The next morning the phone rang promptly at 9:00am.

"Congratulations, Mr. Davison," a chipper voice piped. "You've passed your CAT exam and we'd liked you to come back to the plant on Thursday morning at 11:00 to fill out the new employee paperwork. If your drug screening comes back OK, you'll start May 11th."

"Wow, that's good news," I replied. "You know, I was kind of hoping someone would tell me what the rate of pay and benefits package is before I sign on."

"You don't know?" the puzzled agency lady asked.

"These are entry-level jobs, Mr. Davison. We pay $9.50 an hour with a fifty cent raise every six months to a maximum of $11.50 an hour. We offer a basic medical package. It won't pay for major surgery, but if you get the flu or need stitches, you'd be covered."
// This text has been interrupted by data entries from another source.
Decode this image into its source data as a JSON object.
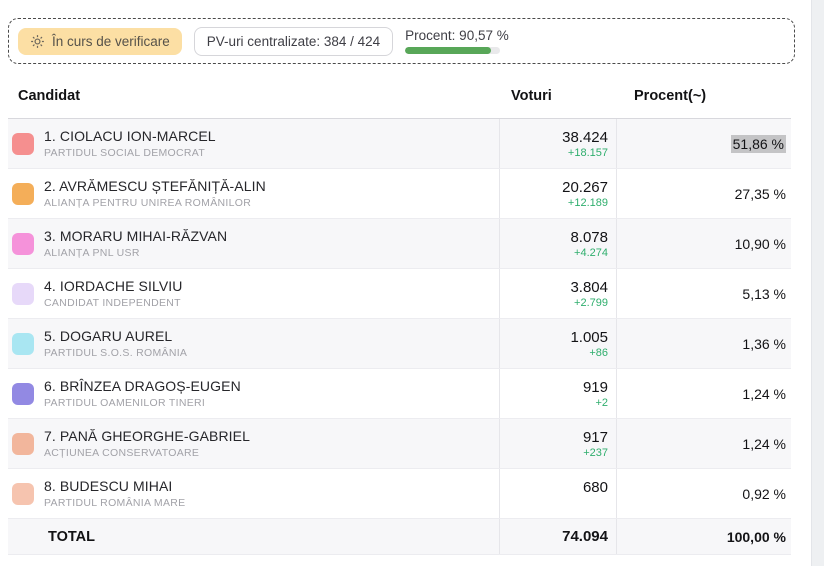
{
  "header": {
    "status_badge": "În curs de verificare",
    "pv_label": "PV-uri centralizate: 384 / 424",
    "percent_label": "Procent: 90,57 %",
    "percent_value": 90.57,
    "progress_color": "#58a758",
    "badge_bg": "#fcdfa4"
  },
  "table": {
    "columns": {
      "candidate": "Candidat",
      "votes": "Voturi",
      "percent": "Procent(~)"
    },
    "rows": [
      {
        "name": "1. CIOLACU ION-MARCEL",
        "party": "PARTIDUL SOCIAL DEMOCRAT",
        "color": "#f58f8f",
        "votes": "38.424",
        "delta": "+18.157",
        "percent": "51,86 %",
        "percent_bg": "#c4c4c6"
      },
      {
        "name": "2. AVRĂMESCU ȘTEFĂNIȚĂ-ALIN",
        "party": "ALIANȚA PENTRU UNIREA ROMÂNILOR",
        "color": "#f4ae59",
        "votes": "20.267",
        "delta": "+12.189",
        "percent": "27,35 %"
      },
      {
        "name": "3. MORARU MIHAI-RĂZVAN",
        "party": "ALIANȚA PNL USR",
        "color": "#f592da",
        "votes": "8.078",
        "delta": "+4.274",
        "percent": "10,90 %"
      },
      {
        "name": "4. IORDACHE SILVIU",
        "party": "CANDIDAT INDEPENDENT",
        "color": "#e7d9f9",
        "votes": "3.804",
        "delta": "+2.799",
        "percent": "5,13 %"
      },
      {
        "name": "5. DOGARU AUREL",
        "party": "PARTIDUL S.O.S. ROMÂNIA",
        "color": "#a9e6f2",
        "votes": "1.005",
        "delta": "+86",
        "percent": "1,36 %"
      },
      {
        "name": "6. BRÎNZEA DRAGOȘ-EUGEN",
        "party": "PARTIDUL OAMENILOR TINERI",
        "color": "#9289e3",
        "votes": "919",
        "delta": "+2",
        "percent": "1,24 %"
      },
      {
        "name": "7. PANĂ GHEORGHE-GABRIEL",
        "party": "ACȚIUNEA CONSERVATOARE",
        "color": "#f2b69c",
        "votes": "917",
        "delta": "+237",
        "percent": "1,24 %"
      },
      {
        "name": "8. BUDESCU MIHAI",
        "party": "PARTIDUL ROMÂNIA MARE",
        "color": "#f6c4af",
        "votes": "680",
        "delta": "",
        "percent": "0,92 %"
      }
    ],
    "total": {
      "label": "TOTAL",
      "votes": "74.094",
      "percent": "100,00 %"
    }
  }
}
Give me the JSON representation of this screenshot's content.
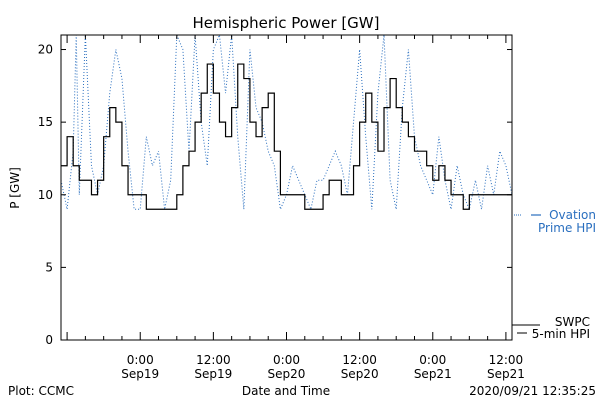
{
  "chart_data": {
    "type": "line",
    "title": "Hemispheric Power [GW]",
    "ylabel": "P [GW]",
    "xlabel": "Date and Time",
    "ylim": [
      0,
      21
    ],
    "xlim": [
      "2020-09-18T11:00",
      "2020-09-21T13:00"
    ],
    "yticks": [
      0,
      5,
      10,
      15,
      20
    ],
    "xticks": [
      {
        "at": "2020-09-19T00:00",
        "time": "0:00",
        "date": "Sep19"
      },
      {
        "at": "2020-09-19T12:00",
        "time": "12:00",
        "date": "Sep19"
      },
      {
        "at": "2020-09-20T00:00",
        "time": "0:00",
        "date": "Sep20"
      },
      {
        "at": "2020-09-20T12:00",
        "time": "12:00",
        "date": "Sep20"
      },
      {
        "at": "2020-09-21T00:00",
        "time": "0:00",
        "date": "Sep21"
      },
      {
        "at": "2020-09-21T12:00",
        "time": "12:00",
        "date": "Sep21"
      }
    ],
    "series": [
      {
        "name": "SWPC 5-min HPI",
        "legend_line1": "SWPC",
        "legend_line2": "5-min HPI",
        "color": "#000000",
        "style": "solid",
        "x": [
          "2020-09-18T11:00",
          "2020-09-18T12:00",
          "2020-09-18T13:00",
          "2020-09-18T14:00",
          "2020-09-18T16:00",
          "2020-09-18T17:00",
          "2020-09-18T18:00",
          "2020-09-18T19:00",
          "2020-09-18T20:00",
          "2020-09-18T21:00",
          "2020-09-18T22:00",
          "2020-09-19T01:00",
          "2020-09-19T02:00",
          "2020-09-19T03:00",
          "2020-09-19T05:00",
          "2020-09-19T06:00",
          "2020-09-19T07:00",
          "2020-09-19T08:00",
          "2020-09-19T09:00",
          "2020-09-19T10:00",
          "2020-09-19T11:00",
          "2020-09-19T12:00",
          "2020-09-19T13:00",
          "2020-09-19T14:00",
          "2020-09-19T15:00",
          "2020-09-19T16:00",
          "2020-09-19T17:00",
          "2020-09-19T18:00",
          "2020-09-19T19:00",
          "2020-09-19T20:00",
          "2020-09-19T21:00",
          "2020-09-19T22:00",
          "2020-09-19T23:00",
          "2020-09-20T02:00",
          "2020-09-20T03:00",
          "2020-09-20T05:00",
          "2020-09-20T06:00",
          "2020-09-20T07:00",
          "2020-09-20T09:00",
          "2020-09-20T10:00",
          "2020-09-20T11:00",
          "2020-09-20T12:00",
          "2020-09-20T13:00",
          "2020-09-20T14:00",
          "2020-09-20T15:00",
          "2020-09-20T16:00",
          "2020-09-20T17:00",
          "2020-09-20T18:00",
          "2020-09-20T19:00",
          "2020-09-20T20:00",
          "2020-09-20T21:00",
          "2020-09-20T22:00",
          "2020-09-20T23:00",
          "2020-09-21T00:00",
          "2020-09-21T01:00",
          "2020-09-21T02:00",
          "2020-09-21T03:00",
          "2020-09-21T04:00",
          "2020-09-21T05:00",
          "2020-09-21T06:00",
          "2020-09-21T08:00",
          "2020-09-21T13:00"
        ],
        "y": [
          12,
          14,
          12,
          11,
          10,
          11,
          14,
          16,
          15,
          12,
          10,
          9,
          9,
          9,
          9,
          10,
          12,
          13,
          15,
          17,
          19,
          17,
          15,
          14,
          16,
          19,
          18,
          15,
          14,
          16,
          17,
          13,
          10,
          10,
          9,
          9,
          10,
          11,
          10,
          10,
          12,
          15,
          17,
          15,
          13,
          16,
          18,
          16,
          15,
          14,
          13,
          13,
          12,
          11,
          12,
          11,
          10,
          10,
          9,
          10,
          10,
          10
        ]
      },
      {
        "name": "Ovation Prime HPI",
        "legend_line1": "Ovation",
        "legend_line2": "Prime HPI",
        "color": "#2a6fbf",
        "style": "dotted",
        "x": [
          "2020-09-18T11:00",
          "2020-09-18T12:00",
          "2020-09-18T13:00",
          "2020-09-18T13:30",
          "2020-09-18T14:00",
          "2020-09-18T15:00",
          "2020-09-18T16:00",
          "2020-09-18T17:00",
          "2020-09-18T18:00",
          "2020-09-18T19:00",
          "2020-09-18T20:00",
          "2020-09-18T21:00",
          "2020-09-18T22:00",
          "2020-09-18T23:00",
          "2020-09-19T00:00",
          "2020-09-19T01:00",
          "2020-09-19T02:00",
          "2020-09-19T03:00",
          "2020-09-19T04:00",
          "2020-09-19T05:00",
          "2020-09-19T06:00",
          "2020-09-19T07:00",
          "2020-09-19T08:00",
          "2020-09-19T09:00",
          "2020-09-19T10:00",
          "2020-09-19T11:00",
          "2020-09-19T12:00",
          "2020-09-19T13:00",
          "2020-09-19T14:00",
          "2020-09-19T15:00",
          "2020-09-19T16:00",
          "2020-09-19T17:00",
          "2020-09-19T18:00",
          "2020-09-19T19:00",
          "2020-09-19T20:00",
          "2020-09-19T21:00",
          "2020-09-19T22:00",
          "2020-09-19T23:00",
          "2020-09-20T00:00",
          "2020-09-20T01:00",
          "2020-09-20T02:00",
          "2020-09-20T03:00",
          "2020-09-20T04:00",
          "2020-09-20T05:00",
          "2020-09-20T06:00",
          "2020-09-20T07:00",
          "2020-09-20T08:00",
          "2020-09-20T09:00",
          "2020-09-20T10:00",
          "2020-09-20T11:00",
          "2020-09-20T12:00",
          "2020-09-20T13:00",
          "2020-09-20T14:00",
          "2020-09-20T15:00",
          "2020-09-20T16:00",
          "2020-09-20T17:00",
          "2020-09-20T18:00",
          "2020-09-20T19:00",
          "2020-09-20T20:00",
          "2020-09-20T21:00",
          "2020-09-20T22:00",
          "2020-09-20T23:00",
          "2020-09-21T00:00",
          "2020-09-21T01:00",
          "2020-09-21T02:00",
          "2020-09-21T03:00",
          "2020-09-21T04:00",
          "2020-09-21T05:00",
          "2020-09-21T06:00",
          "2020-09-21T07:00",
          "2020-09-21T08:00",
          "2020-09-21T09:00",
          "2020-09-21T10:00",
          "2020-09-21T11:00",
          "2020-09-21T12:00",
          "2020-09-21T13:00"
        ],
        "y": [
          11,
          9,
          13,
          21,
          10,
          21,
          12,
          10,
          12,
          17,
          20,
          18,
          13,
          9,
          9,
          14,
          12,
          13,
          9,
          11,
          21,
          20,
          13,
          21,
          15,
          12,
          20,
          21,
          17,
          21,
          14,
          9,
          20,
          16,
          15,
          13,
          12,
          9,
          10,
          12,
          11,
          10,
          9,
          11,
          11,
          12,
          13,
          12,
          10,
          15,
          20,
          14,
          9,
          17,
          21,
          11,
          9,
          16,
          20,
          14,
          12,
          11,
          10,
          14,
          11,
          9,
          12,
          10,
          9,
          11,
          9,
          12,
          10,
          13,
          12,
          10
        ]
      }
    ]
  },
  "footer": {
    "left": "Plot: CCMC",
    "timestamp": "2020/09/21 12:35:25"
  }
}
The idea of travelling 90 miles a day so that I can make roughly50% of what I was earning a year ago is not very appealing. The crappy-sounding medical package is just that much less icing on the old urinal cake.

And you know what? I could earn a dollar more an hour bagging groceries at the ALDI store that's only a mile from my house!



This is the first offer of full-time employment I've had in nine months of searching.

As much as it pains me to say it, I think I'm going to pass on this one.

Next..?


Note: I have re-enabled comments. I am trying out the "word verification" option in an effort to thwart the spam-bots. Will it work? Let's see...

2 Comments:

Blogger furiousBall said...

I am a spam bot and i totally foiled your word verfication...

just kidding. yeah, pass on that one and there's no shame in bagging groceries

April 21, 2010 11:12 AM  
Blogger KL from NYC said...

Yay! comments!)
As long as the unemployment holds out, don't feel bad when you pass on the junk jobs. They're not worth it, and you might get stuck there.
I'm basically in the same situation, and I think most people are experiencing the same nonsense, so you're not alone.
BTW 1, could you use Chubby Checker covering "Back in the USSR" on Buddah Records for your Beatles' covers collection??? [It's at dereksdaily45.blogspot.com at the top]
BTW 2, a guy left a comment at one of your other blogs. He's looking for your Not-The-Beatles cover art. I don't know how long ago that was.